I like Yahoo 360 and I want to stay with Yahoo. I have built a strong network of interesting people. Wrecking the platform on which we all stand will disperse us to other places. We don’t want that, and I suspect Yahoo really doesn’t, either.
Please, give us real feedback. The company changes and the changes with Yahoo 360 affect us loyal 360 users in a very real way and on what we feel is a very personal level.
Comment by Anne Orsi – Oct 18th, 2007 at 6:33 pm
I realize that Yahoo!360 is a free site, and I appreciate that. I came to 360 almost 2 years ago, and have put alot of work into my site. It took me a long time to learn how to do alot of things on there.

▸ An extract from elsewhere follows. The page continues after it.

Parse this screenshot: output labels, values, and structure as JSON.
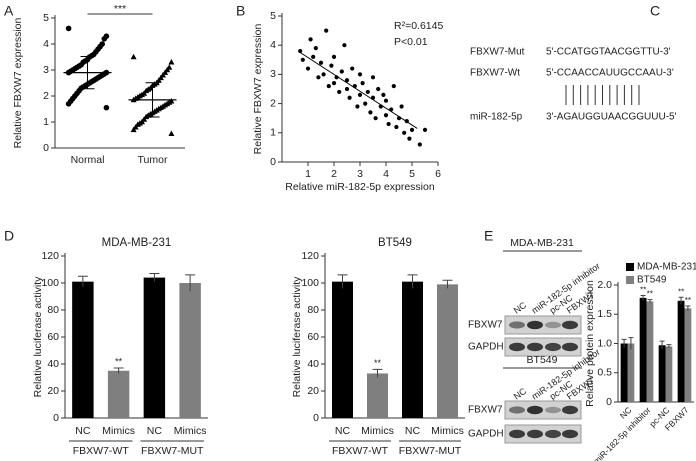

Then, came the changes…Yahoo Photos closed down, forcing everyone to choose another venue…Flickr which was supposed to be free…but now I come to find out that nope…it was only free for a bit, and now I will have to shut that down because I cannot afford it.
Then the geniuses decided to create MASH and somehow mess everyone over and rip 360 away from us. You asked our opinion…and then do as you please anyhow even though the majority of users said they wanted 360 to stay. Mash, Facebook, and even MySpace is mostly for kids. I am 48 years old…I have no desire to be on a site that is for kids only! 360 has more adults on it than kids now.
So…go ahead & make your new sites, but keep 360 just like it is!!! Or if you really want to do something with 360…HOW ABOUT FIXING THE BUGS ON IT!!!!! Please?
Comment by Princess Vicki – Oct 18th, 2007 at 10:30 pm
I’ll get over being scooped, Cherei. I hope.